Revient sur la scène

 


JOURNALISTE
Florence Meney


 

 

« C'est un gars très sensible et, contrairement à ce qu'on peut penser, facile à vivre. »
- Lucien Bouchard, à propos de Guy Chevrette


En bref :

Il est né le 10 janvier 1940 dans la région de Joliette, au Québec.

Il est titulaire d'un baccalauréat en pédagogie de l'Université de Sherbrooke.

Il a cumulé jusqu'à cinq responsabilités ministérielles. Il a quitté la vie politique le 29 janvier 2002.

 

 

Le 2 octobre 2002, le premier ministre du Québec annonce que l'ancien ministre péquiste Guy Chevrette reprend du service : le premier ministre le nomme conseiller dans le dossier des négociations avec les peuples autochtones. Guy Chevrette représentera le premier ministre auprès des populations blanches pour recueillir leurs commentaires sur les ententes intervenues il y a quelques mois avec les Innus du Québec. Il aura aussi pour mission de leur expliquer les ententes.


Guy Chevrette avait pourtant quitté la scène politique avec fracas en annonçant, le 29 janvier 2002, qu'il démissionnait comme ministre et comme député de la circonscription de Joliette. L'ancien ministre des Transports du Québec est un vétéran de l'Assemblée nationale, où il a passé 25 ans. Quelque temps avant son départ de la vie politique, des rumeurs voulant qu'il soit exclu du Conseil des ministres allaient bon train. Il avait lui-même laissé planer la perspective de son départ depuis des mois.

 

 

 

Biographie :

Guy Chevrette est né à Saint-Côme (Joliette) le 10 janvier 1940, au sein d'une famille très modeste dont le père était bûcheron.

« Mon père acceptait mal que je coûte cher et que je ne rapporte pas », dira-t-il.
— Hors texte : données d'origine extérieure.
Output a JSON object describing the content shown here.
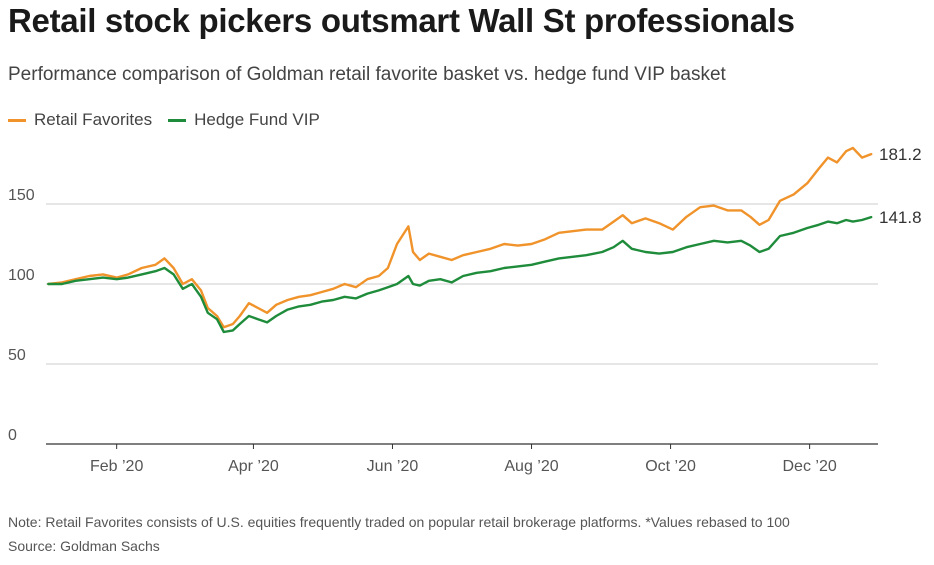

Sur les bancs de l'école, sa petite taille lui attirait des railleries. Lorsque, plus tard, il sera devenu politicien, on le surnommera « Ti-coq », car Guy Chevrette a un tempérament pugnace.

Tandis que sa famille trime pour joindre les deux bouts, le jeune Guy fréquente le séminaire de Joliette, puis le pensionnat Montfort de Papineauville.
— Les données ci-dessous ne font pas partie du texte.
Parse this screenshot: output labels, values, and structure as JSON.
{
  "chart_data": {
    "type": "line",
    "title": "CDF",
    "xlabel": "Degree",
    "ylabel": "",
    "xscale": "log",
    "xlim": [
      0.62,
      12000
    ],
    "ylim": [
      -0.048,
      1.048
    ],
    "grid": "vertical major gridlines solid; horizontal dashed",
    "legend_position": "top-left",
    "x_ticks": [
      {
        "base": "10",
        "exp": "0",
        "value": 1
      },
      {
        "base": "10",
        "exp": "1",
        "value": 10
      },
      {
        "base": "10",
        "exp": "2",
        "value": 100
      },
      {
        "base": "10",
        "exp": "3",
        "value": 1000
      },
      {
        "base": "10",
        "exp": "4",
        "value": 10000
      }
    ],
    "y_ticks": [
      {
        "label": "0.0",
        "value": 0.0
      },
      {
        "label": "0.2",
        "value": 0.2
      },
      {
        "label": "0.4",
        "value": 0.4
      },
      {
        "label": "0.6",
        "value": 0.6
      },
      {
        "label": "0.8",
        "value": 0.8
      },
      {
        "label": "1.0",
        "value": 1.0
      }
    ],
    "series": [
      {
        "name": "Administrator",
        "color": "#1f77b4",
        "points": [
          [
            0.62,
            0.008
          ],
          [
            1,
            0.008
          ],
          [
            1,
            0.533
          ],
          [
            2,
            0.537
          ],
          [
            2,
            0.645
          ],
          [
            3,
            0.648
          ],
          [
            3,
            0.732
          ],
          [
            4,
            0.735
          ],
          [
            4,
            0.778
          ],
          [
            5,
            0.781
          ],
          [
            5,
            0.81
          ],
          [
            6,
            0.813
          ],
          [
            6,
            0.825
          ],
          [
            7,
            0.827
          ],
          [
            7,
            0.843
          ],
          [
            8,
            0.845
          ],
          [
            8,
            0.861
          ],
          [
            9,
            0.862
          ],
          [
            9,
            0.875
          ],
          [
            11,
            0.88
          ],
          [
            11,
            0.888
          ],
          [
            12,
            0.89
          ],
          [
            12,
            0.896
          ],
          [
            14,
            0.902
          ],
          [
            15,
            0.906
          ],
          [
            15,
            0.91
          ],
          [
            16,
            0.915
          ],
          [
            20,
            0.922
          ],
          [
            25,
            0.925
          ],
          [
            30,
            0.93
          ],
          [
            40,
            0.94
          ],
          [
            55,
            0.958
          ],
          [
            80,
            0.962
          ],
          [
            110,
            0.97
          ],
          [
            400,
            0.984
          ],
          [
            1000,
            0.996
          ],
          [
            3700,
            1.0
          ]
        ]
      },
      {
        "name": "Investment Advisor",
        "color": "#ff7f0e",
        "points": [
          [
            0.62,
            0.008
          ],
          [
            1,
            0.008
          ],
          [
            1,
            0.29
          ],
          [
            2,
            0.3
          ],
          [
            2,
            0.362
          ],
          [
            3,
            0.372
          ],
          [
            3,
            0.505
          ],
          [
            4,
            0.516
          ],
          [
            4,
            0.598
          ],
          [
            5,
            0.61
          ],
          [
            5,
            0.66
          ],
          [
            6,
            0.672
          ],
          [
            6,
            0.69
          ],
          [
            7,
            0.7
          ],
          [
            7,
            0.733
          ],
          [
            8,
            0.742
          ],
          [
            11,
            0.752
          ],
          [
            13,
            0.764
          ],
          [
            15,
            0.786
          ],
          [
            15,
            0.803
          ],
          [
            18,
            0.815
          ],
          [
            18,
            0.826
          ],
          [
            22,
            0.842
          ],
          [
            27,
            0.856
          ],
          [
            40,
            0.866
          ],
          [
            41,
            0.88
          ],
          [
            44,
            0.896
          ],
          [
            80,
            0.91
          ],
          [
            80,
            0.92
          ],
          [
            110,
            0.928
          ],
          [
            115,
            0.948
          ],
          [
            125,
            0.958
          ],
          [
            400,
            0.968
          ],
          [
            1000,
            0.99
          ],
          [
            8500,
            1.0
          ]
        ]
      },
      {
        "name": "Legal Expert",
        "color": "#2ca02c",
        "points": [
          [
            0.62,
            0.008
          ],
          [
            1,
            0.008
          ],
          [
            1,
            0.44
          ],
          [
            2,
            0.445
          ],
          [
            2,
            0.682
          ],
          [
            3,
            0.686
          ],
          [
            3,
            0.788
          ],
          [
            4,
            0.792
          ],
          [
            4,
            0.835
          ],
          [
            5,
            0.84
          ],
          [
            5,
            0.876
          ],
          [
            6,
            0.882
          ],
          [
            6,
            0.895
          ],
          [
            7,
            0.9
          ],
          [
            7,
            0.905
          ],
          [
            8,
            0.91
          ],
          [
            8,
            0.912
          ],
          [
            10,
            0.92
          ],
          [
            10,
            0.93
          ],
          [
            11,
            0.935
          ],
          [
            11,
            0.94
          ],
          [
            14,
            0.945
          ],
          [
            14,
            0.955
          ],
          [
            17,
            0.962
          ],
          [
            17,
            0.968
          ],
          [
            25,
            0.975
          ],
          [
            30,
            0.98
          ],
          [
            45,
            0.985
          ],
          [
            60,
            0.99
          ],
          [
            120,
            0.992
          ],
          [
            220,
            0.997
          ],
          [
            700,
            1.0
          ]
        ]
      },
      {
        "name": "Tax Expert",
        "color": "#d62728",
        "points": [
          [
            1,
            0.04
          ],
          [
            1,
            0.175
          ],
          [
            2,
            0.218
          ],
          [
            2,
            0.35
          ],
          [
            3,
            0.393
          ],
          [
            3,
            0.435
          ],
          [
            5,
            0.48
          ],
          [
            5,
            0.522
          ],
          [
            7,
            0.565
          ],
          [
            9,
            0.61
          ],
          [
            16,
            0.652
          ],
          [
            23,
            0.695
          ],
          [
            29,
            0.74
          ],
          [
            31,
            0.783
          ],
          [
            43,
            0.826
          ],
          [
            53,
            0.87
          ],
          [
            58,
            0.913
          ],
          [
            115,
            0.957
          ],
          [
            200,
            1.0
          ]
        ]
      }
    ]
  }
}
Il obtient un baccalauréat en pédagogie de l'Université de Sherbrooke en 1960 et devient enseignant au sein de la Commission scolaire régionale de Lanaudière, de 1960 à 1971, ainsi que chargé de cours à l'Université du Québec à Montréal.

Guy Chevrette s'intéresse vite au syndicalisme. En 1972, Il devient négociateur en chef des enseignants du Québec et est élu premier vice-président de la Centrale de l'enseignement du Québec en 1974.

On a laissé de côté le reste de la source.